Git Product home page Git Product logo

Comments (8)

andrewyates avatar andrewyates commented on July 28, 2024

We also tried splitting the filenames into chunks so that fewer forked processes are created. This didn't make a difference, but here's the modified script for reference:

def jprint(fn_list):
    idx, xs = fn_list
    for x in xs:
        fr = jfr(x)
        f = jbr(fr)
        while True:
            line = f.readLine()
            if line is None:
                print("break", idx)
                f.close()
                fr.close()
                break
            else:
                print("not none", idx)
    jnius.detach()


def chunks(lst, n):
    """Yield successive n-sized chunks from lst."""
    for i in range(0, len(lst), n):
        yield lst[i:i + n]

if __name__ == "__main__":
    dir = sys.argv[1]
    pool_size = 5
    p = Pool(pool_size)
    fns = [os.path.join(dir, fn) for fn in os.listdir(dir) if os.path.isfile(os.path.join(dir, fn))]
    #fn_chunks = list(enumerate(chunks(fns, 1 + len(fns)//pool_size)))
    fn_chunks = list(enumerate(chunks(fns, 100)))
    p.map(jprint, fn_chunks)

from pyserini.

kevinmartinjos avatar kevinmartinjos commented on July 28, 2024

Using multithreading instead of multiprocessing seems to not reproduce the problem. The directory had around 2200 files, each file is around 5 mb.
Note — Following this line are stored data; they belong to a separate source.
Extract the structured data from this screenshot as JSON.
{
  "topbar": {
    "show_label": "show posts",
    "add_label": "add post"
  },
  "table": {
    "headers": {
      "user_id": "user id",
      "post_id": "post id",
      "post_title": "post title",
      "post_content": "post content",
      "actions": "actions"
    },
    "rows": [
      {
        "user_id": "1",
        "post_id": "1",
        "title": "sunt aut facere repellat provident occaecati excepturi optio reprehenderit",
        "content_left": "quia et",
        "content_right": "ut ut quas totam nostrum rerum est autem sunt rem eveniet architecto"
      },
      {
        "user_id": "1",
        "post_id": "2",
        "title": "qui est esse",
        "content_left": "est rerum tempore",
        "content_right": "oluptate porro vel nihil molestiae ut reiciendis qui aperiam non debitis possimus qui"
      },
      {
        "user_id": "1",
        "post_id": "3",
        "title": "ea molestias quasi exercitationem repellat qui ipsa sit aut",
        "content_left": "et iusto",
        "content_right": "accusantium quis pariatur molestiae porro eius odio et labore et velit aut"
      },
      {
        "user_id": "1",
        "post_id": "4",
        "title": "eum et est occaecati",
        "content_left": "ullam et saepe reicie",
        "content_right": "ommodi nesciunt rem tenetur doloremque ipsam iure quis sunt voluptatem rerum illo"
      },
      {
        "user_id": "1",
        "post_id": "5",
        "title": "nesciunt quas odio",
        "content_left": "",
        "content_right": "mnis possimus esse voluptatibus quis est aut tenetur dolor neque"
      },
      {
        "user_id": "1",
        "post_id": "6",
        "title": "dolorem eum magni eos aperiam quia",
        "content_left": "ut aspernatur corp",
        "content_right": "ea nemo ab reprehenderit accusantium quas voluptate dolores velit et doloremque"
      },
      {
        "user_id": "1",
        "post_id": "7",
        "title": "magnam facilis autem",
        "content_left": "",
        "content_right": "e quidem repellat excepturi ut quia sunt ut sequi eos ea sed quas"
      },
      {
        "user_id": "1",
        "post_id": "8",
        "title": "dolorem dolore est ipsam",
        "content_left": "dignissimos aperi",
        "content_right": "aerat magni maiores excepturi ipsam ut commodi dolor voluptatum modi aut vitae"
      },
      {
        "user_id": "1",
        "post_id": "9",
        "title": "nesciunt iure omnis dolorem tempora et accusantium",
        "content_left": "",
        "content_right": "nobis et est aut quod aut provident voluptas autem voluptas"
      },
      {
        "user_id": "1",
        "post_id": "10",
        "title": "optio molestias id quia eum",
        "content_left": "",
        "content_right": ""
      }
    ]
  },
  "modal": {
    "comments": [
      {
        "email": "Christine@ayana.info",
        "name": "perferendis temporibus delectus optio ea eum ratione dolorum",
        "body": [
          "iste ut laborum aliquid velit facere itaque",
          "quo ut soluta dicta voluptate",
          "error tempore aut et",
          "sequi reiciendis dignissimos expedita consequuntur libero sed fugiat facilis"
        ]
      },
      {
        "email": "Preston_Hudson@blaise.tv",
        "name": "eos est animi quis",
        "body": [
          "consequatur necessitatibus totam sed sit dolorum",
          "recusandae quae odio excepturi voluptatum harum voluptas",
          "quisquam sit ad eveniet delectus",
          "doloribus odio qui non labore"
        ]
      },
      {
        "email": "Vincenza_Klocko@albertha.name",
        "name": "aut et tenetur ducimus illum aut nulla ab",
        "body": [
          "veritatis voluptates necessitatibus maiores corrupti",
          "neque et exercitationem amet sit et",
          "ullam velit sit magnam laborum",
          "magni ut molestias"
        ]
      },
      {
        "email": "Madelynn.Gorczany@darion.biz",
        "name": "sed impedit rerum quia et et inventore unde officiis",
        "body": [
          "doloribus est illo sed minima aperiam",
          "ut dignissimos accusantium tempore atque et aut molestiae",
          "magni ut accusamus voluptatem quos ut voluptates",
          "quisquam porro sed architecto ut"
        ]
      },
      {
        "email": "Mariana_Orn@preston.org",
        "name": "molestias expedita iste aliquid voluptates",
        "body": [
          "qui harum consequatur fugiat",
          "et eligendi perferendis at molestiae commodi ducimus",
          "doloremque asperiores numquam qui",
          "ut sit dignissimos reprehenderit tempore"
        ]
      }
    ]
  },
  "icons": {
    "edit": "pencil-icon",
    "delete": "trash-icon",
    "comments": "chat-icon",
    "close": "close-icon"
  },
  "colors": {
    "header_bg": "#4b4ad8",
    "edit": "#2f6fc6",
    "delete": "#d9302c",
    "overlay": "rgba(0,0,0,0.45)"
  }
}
The script I used, though it's almost the same as the ones mentioned above :

import os
import threading
import sys
from multiprocessing import Pool
from jnius import autoclass
jstr = autoclass("java.lang.String")
jbr = autoclass("java.io.BufferedReader")
jfr = autoclass("java.io.FileReader")

def jprint(x):
    f = jbr(jfr(x))
    while True:
        line = f.readLine()
        if line is None:
            print("break")
            break
        else:
            print("not none")
if __name__ == "__main__":
    # jstr = autoclass("java.lang.String")
    print(jstr("main"))
    threads = []
    fns = [os.path.join(sys.argv[1], fn) for fn in os.listdir(sys.argv[1]) if os.path.isfile(os.path.join(sys.argv[1], fn))]

    for fn in fns:
        thread = threading.Thread(target=jprint, args=(fn,))
        threads.append(thread)
        thread.start()

    print("joining threads")
    for index, thread in threads:
        thread.join()

from pyserini.

lintool avatar lintool commented on July 28, 2024

Interestingly enough, this works for me:

from pyserini.collection import pycollection
from pyserini.index import pygenerator

collection = pycollection.Collection('HtmlCollection', 'collection/')
generator = pygenerator.Generator('JsoupGenerator')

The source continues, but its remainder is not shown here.